The FTA outlined the results of independent research that suggested a cut in duties would deliver significant economic advantages. However, the announcement to freeze fuel duty will still boost household spending power by over £5bn according to the same research.


“Much-needed economic relief”

“FTA has welcomed the Government decision not to go ahead with any increases on fuel duty in the last Parliament, which has provided much-needed economic relief – not only to the logistics sector, which faces continuing difficult trading conditions, but also to the wider motoring public who rely on their cars to get to and from work,” said Karen Dee, FTA director of policy.

“As the UK economy continues on its path to recovery, this move provides just the kind of stability needed to give businesses the confidence to invest in their futures, to the benefit of the wider economy, customers and their employees.”

Skills and infrastructure issues

Along with calls to reduce fuel duty, the FTA’s submission also reiterated the need to address a continued skills shortage in the freight and logistics industry as well as the importance of investing in infrastructure.

Dee continued: “FTA’s recommendations in its submission to the Chancellor fall into three categories: helping the industry to tackle the current shortage of drivers; easing cost pressures on businesses and families by adopting a different approach to fuel duties; and delivering the improved infrastructure needed to ensure the UK remains competitive.”

Working alongside the Government

The FTA has already been working alongside the government to recognise and resolve driver shortages in the freight industry.
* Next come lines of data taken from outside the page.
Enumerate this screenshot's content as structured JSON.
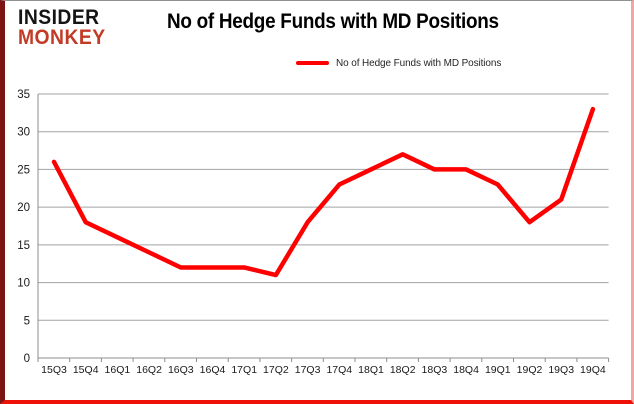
{
  "logo": {
    "line1": "INSIDER",
    "line2": "MONKEY"
  },
  "header": {
    "title": "No of Hedge Funds with MD Positions"
  },
  "legend": {
    "label": "No of Hedge Funds with MD Positions"
  },
  "colors": {
    "series_line": "#fe0000",
    "gridline": "#a3a3a3",
    "axis_line": "#8c8c8c",
    "tick_label": "#1a1a1a",
    "logo_top": "#141414",
    "logo_bottom": "#c23b26",
    "frame_bottom": "#ee1107",
    "frame_left": "#7d1414"
  },
  "chart_data": {
    "type": "line",
    "title": "No of Hedge Funds with MD Positions",
    "categories": [
      "15Q3",
      "15Q4",
      "16Q1",
      "16Q2",
      "16Q3",
      "16Q4",
      "17Q1",
      "17Q2",
      "17Q3",
      "17Q4",
      "18Q1",
      "18Q2",
      "18Q3",
      "18Q4",
      "19Q1",
      "19Q2",
      "19Q3",
      "19Q4"
    ],
    "series": [
      {
        "name": "No of Hedge Funds with MD Positions",
        "color": "#fe0000",
        "values": [
          26,
          18,
          16,
          14,
          12,
          12,
          12,
          11,
          18,
          23,
          25,
          27,
          25,
          25,
          23,
          18,
          21,
          33
        ]
      }
    ],
    "xlabel": "",
    "ylabel": "",
    "ylim": [
      0,
      35
    ],
    "ytick_step": 5,
    "grid": true,
    "legend_position": "top-center"
  }
}
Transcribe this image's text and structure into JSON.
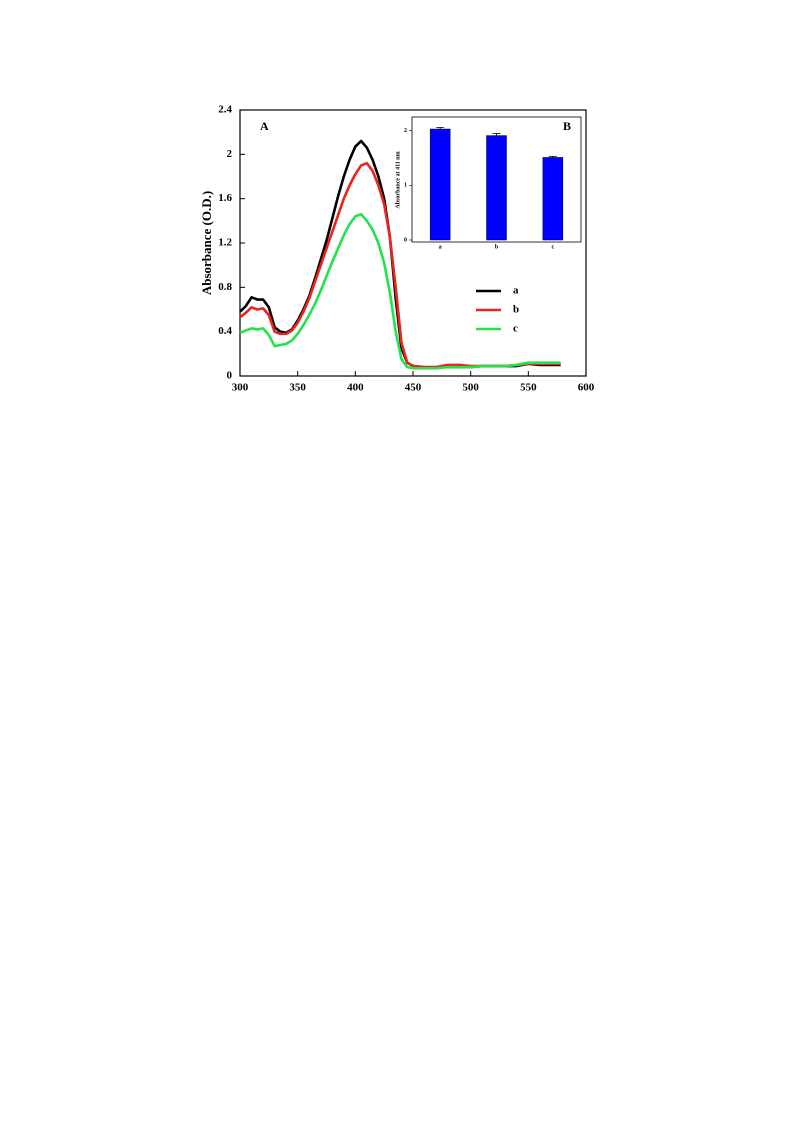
{
  "chart_data": [
    {
      "type": "line",
      "annotation": "A",
      "y_label": "Absorbance (O.D.)",
      "xlim": [
        300,
        600
      ],
      "xticks": [
        300,
        350,
        400,
        450,
        500,
        550,
        600
      ],
      "ylim": [
        0,
        2.4
      ],
      "yticks": [
        0,
        0.4,
        0.8,
        1.2,
        1.6,
        2,
        2.4
      ],
      "legend": "right",
      "x": [
        300,
        305,
        310,
        315,
        320,
        325,
        330,
        335,
        340,
        345,
        350,
        355,
        360,
        365,
        370,
        375,
        380,
        385,
        390,
        395,
        400,
        405,
        410,
        415,
        420,
        425,
        430,
        435,
        440,
        445,
        450,
        460,
        470,
        480,
        490,
        500,
        510,
        520,
        530,
        540,
        550,
        560,
        570,
        578
      ],
      "series": [
        {
          "name": "a",
          "color": "#000000",
          "values": [
            0.58,
            0.63,
            0.71,
            0.69,
            0.69,
            0.62,
            0.44,
            0.4,
            0.39,
            0.42,
            0.5,
            0.6,
            0.72,
            0.88,
            1.05,
            1.22,
            1.42,
            1.62,
            1.8,
            1.95,
            2.07,
            2.12,
            2.06,
            1.95,
            1.8,
            1.6,
            1.25,
            0.7,
            0.25,
            0.12,
            0.09,
            0.08,
            0.08,
            0.08,
            0.08,
            0.08,
            0.09,
            0.09,
            0.09,
            0.09,
            0.11,
            0.1,
            0.1,
            0.1
          ]
        },
        {
          "name": "b",
          "color": "#e8251f",
          "values": [
            0.53,
            0.57,
            0.62,
            0.6,
            0.61,
            0.55,
            0.4,
            0.38,
            0.38,
            0.41,
            0.48,
            0.58,
            0.7,
            0.85,
            1.0,
            1.15,
            1.3,
            1.45,
            1.6,
            1.72,
            1.82,
            1.9,
            1.92,
            1.85,
            1.72,
            1.55,
            1.25,
            0.8,
            0.3,
            0.12,
            0.09,
            0.08,
            0.08,
            0.1,
            0.1,
            0.09,
            0.09,
            0.09,
            0.09,
            0.1,
            0.11,
            0.11,
            0.11,
            0.11
          ]
        },
        {
          "name": "c",
          "color": "#22e34a",
          "values": [
            0.39,
            0.41,
            0.43,
            0.42,
            0.43,
            0.37,
            0.27,
            0.28,
            0.29,
            0.32,
            0.38,
            0.46,
            0.55,
            0.65,
            0.77,
            0.9,
            1.03,
            1.15,
            1.27,
            1.37,
            1.44,
            1.46,
            1.4,
            1.32,
            1.2,
            1.02,
            0.75,
            0.4,
            0.15,
            0.08,
            0.07,
            0.07,
            0.07,
            0.08,
            0.08,
            0.08,
            0.09,
            0.09,
            0.09,
            0.1,
            0.12,
            0.12,
            0.12,
            0.12
          ]
        }
      ]
    },
    {
      "type": "bar",
      "annotation": "B",
      "y_label": "Absorbance at 411 nm",
      "categories": [
        "a",
        "b",
        "c"
      ],
      "values": [
        2.03,
        1.91,
        1.51
      ],
      "errors": [
        0.03,
        0.04,
        0.02
      ],
      "color": "#0000ff",
      "ylim": [
        0,
        2.25
      ],
      "yticks": [
        0,
        1,
        2
      ]
    }
  ]
}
This was top of the agenda during a meeting between the FTA and the Secretary of State for Transport in February. The FTA was encouraged by the Government speeding up HGV driver medical checks as part of the effort to increase the availability of qualified drivers.

"FTA is delighted to see that Secretary of State recognises the importance of our sector and that we were able to discuss and highlight the ways in which industry and Government can work in partnership to solve the driver shortage problem,” said David Wells, FTA chief executive.